Synopses & Reviews
First published in 1930 and shortlisted for the Pulitzer Prize,
The Great Meadow is a historical novel set in the early days of Kentucky settlement. Intertwined with a flowing romantic saga of young love on the Kentucky trail, are richly painted scenes colonial America.
Diony Hall has waited for many years for her betrothed to return to marry her. Trying to fathom the nature of identity and her place in the vast newly created America, Diony spends her time at the family hearthside, combining her love of reading with her roles within the family circle and the daily tasks on the homestead.

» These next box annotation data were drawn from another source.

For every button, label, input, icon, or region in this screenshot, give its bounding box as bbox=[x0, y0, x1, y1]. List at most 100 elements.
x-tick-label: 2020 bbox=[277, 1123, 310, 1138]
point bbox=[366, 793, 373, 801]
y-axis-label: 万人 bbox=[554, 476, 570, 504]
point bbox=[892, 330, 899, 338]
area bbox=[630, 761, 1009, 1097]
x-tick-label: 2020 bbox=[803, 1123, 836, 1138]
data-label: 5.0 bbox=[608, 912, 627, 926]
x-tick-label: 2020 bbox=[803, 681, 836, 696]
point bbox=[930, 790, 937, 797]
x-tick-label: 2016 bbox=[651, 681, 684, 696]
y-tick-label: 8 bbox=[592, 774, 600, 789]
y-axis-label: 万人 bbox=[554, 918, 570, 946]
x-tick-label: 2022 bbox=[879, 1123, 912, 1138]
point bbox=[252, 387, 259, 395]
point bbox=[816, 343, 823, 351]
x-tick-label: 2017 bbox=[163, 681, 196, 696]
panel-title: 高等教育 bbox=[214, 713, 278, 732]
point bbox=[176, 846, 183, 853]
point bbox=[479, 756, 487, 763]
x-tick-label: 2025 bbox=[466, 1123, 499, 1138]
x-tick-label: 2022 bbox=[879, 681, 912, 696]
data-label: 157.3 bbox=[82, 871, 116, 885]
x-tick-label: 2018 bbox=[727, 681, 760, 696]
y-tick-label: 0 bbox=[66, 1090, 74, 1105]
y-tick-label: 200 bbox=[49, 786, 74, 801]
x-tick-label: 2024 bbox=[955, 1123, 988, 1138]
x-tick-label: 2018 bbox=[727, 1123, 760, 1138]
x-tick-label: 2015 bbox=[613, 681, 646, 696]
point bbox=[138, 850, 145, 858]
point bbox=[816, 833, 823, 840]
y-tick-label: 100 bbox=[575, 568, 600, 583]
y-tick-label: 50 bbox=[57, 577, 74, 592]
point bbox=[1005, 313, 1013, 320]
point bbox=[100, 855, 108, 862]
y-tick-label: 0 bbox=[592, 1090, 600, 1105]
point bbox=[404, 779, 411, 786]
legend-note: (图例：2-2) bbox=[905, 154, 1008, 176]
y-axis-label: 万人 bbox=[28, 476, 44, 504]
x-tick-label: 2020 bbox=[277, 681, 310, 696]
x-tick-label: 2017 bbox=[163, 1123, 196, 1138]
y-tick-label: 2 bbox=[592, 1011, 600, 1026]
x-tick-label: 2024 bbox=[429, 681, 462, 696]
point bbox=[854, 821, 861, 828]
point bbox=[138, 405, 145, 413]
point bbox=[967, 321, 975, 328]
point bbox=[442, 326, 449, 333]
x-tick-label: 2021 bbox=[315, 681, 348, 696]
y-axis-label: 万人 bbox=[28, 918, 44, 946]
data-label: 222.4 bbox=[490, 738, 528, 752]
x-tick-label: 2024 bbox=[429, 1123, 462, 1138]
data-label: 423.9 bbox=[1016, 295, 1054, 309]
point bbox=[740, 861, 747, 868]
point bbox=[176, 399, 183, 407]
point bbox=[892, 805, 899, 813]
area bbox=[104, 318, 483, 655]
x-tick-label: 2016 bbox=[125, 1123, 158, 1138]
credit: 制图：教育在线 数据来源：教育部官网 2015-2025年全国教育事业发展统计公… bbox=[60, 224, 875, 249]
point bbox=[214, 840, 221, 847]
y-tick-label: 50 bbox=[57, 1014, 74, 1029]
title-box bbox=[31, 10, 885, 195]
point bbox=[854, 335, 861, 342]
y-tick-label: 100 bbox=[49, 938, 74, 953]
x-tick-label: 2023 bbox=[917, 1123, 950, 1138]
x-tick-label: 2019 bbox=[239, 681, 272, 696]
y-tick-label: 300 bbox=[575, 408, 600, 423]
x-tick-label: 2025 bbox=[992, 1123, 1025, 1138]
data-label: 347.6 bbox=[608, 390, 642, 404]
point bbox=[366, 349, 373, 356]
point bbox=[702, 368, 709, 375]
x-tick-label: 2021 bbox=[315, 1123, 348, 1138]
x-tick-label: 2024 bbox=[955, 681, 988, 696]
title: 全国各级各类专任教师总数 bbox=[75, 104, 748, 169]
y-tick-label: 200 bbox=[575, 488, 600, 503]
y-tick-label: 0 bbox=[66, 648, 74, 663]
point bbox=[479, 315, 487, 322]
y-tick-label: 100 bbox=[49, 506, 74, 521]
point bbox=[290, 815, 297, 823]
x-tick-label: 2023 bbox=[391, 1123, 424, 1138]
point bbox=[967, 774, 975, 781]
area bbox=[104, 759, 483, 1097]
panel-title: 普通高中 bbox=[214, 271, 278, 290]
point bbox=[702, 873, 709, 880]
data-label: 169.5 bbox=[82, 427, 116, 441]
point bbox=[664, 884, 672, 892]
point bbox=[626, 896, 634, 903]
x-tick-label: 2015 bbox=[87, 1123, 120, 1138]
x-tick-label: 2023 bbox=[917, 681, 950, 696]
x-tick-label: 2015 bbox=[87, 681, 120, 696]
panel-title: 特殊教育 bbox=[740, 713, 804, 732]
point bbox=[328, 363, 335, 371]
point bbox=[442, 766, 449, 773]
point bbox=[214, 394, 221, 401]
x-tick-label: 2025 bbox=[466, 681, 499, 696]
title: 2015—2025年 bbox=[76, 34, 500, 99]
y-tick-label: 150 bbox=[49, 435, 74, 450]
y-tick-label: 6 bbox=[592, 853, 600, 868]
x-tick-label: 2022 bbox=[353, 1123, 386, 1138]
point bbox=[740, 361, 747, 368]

When Berk Jarvis returns and they are married, they both bid farewell to Virginia, family, community, and security to head out to found a new family and a new life together in the wilderness of Kentucky. What follows is a breathtaking story of love and death, as the settlers cross the Appalachian mountains and struggle to carve a new life on the unforgiving frontier at the mercy of shortages, harsh winters, and the perpetual danger of Indian attack. This astonishing novel, with its rhythmic prose, has too long been forgotten.
Review
"Lucid and arresting, rhythmical, fresh in phrasing and construction, giving always the effect of effortless arrangement." New York Times
Review
"The story is told in beautiful, lyrical prose...highly recommended." The Historical Novels Review
About the Author
Elizabeth Madox Roberts (1881-1941) was a Kentucky novelist and poet. Though her writing is comparable to Willa Cather, William Faulkner, and Robert Penn Warren, she also possesses a vital link to succeeding generations of female authors such as Kate Chopin and Toni Morrison.